There are still questions Trump and Pence could answer, including what they talked about on the morning of Jan. 6, when Trump made his final plea for Pence to void the election when he presided over the Electoral College count. in Congress. Lawmakers were able to document most of the end of Trump’s appeal, but not what Pence said in response.
Within hours of Trump and Pence’s speeches, the vice president released a statement saying he had no authority to object to the electoral vote count. But the president didn’t back down and continued to publicly pressure Pence during his massive rally outside the White House, and then on Twitter even after his supporters stormed into the Capitol.
Still, the two former leaders are unlikely to speak to the committee about the conversation – and it’s unclear whether they would cooperate at all.
While Pence has yet to comment on the committee’s work, Trump would certainly be a hostile witness. He fought the investigation in court, demonized the committee on TV, and tried to assert executive privilege over White House logs and every conversation he had with his aides — demands that would certainly apply to his morning call with Pence.

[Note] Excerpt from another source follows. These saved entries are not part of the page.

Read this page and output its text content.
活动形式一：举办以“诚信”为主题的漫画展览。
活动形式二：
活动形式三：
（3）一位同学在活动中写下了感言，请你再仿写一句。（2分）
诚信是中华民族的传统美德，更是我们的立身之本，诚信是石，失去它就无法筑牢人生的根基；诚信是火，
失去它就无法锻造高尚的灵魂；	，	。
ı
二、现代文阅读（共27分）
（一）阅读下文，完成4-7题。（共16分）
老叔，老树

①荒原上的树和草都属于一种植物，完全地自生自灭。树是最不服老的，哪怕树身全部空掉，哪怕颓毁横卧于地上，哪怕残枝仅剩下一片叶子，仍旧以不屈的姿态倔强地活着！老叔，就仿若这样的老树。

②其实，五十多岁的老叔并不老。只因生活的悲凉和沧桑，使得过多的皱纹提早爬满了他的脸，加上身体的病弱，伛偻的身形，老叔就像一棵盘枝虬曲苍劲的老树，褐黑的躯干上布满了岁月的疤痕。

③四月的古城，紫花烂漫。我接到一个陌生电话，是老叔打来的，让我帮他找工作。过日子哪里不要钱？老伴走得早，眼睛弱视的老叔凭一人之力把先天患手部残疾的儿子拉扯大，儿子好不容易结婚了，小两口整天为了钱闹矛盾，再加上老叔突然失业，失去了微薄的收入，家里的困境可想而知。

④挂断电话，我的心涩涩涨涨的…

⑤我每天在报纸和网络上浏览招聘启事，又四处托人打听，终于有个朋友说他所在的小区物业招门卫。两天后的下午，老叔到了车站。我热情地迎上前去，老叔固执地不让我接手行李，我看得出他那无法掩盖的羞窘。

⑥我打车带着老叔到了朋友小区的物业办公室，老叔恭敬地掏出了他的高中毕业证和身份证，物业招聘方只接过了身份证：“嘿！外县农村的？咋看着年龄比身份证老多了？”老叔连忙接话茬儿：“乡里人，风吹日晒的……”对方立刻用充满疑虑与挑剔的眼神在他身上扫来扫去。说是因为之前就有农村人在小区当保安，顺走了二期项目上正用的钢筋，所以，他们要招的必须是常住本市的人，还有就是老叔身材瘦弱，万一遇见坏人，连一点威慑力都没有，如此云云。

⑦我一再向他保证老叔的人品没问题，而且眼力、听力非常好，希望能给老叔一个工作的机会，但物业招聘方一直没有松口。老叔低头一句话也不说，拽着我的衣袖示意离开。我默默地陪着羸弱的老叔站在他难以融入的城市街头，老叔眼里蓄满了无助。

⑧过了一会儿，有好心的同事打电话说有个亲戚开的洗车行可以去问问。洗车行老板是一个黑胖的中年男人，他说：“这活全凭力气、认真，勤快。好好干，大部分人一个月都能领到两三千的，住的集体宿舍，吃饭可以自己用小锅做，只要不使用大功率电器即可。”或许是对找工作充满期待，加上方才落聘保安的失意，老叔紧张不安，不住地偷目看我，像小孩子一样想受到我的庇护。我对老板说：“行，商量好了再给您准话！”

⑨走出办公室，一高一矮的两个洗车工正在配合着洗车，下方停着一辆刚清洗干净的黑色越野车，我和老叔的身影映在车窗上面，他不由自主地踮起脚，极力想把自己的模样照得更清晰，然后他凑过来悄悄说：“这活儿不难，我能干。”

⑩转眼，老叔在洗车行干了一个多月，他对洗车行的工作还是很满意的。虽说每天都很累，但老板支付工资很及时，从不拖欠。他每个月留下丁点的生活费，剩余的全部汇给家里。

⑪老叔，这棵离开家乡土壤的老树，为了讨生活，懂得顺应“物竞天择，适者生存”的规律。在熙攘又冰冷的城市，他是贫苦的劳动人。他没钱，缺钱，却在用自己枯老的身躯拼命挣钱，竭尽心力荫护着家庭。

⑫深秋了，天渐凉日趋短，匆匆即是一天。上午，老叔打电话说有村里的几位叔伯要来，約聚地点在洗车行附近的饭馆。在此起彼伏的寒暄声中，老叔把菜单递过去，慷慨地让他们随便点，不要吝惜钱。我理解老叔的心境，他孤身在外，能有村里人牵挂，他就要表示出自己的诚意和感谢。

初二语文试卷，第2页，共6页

Moreover, calling a former president or vice president to testify in a congressional investigation is a rare, if not unprecedented, move that could face major legal hurdles and backfire politically.
The Jan. 6 committee gave only a glimpse of what it found, mostly in court documents where excerpts from transcripts were used.
A recent committee filing revealed portions of interviews with Hutchinson that took place in February and March of this year. This testimony provided new evidence about the involvement of GOP lawmakers in Trump’s efforts to annul the 2020 election, including a meeting at the White House. in which the president’s lawyers indicated that the establishment of an alternative list of voters declaring Trump the winner was not “legally valid”.
Another court document revealed testimony of Jacob, who served as Pence’s principal attorney. In a series of emails, Jacob repeatedly told attorney John Eastman, who worked with Trump, that Pence could not step into his ceremonial role and stop the certification of electoral votes. Jacob told Eastman that the legal framework he was proposing to do just that was “essentially entirely made up.”
Meadows’ texts were also telling, detailing how people inside Trump’s orbit pleaded with him to strongly condemn the attack on the Capitol as it unfolded. Calls came from Trump’s children, members of Congress and even Fox News hosts.
“He has to lead now. It’s gone too far and it’s gotten out of hand,” Donald Trump Jr. sent to Meadows as protesters broke through the Capitol security perimeter.
PA Congressional Correspondent Lisa Mascaro contributed to this report.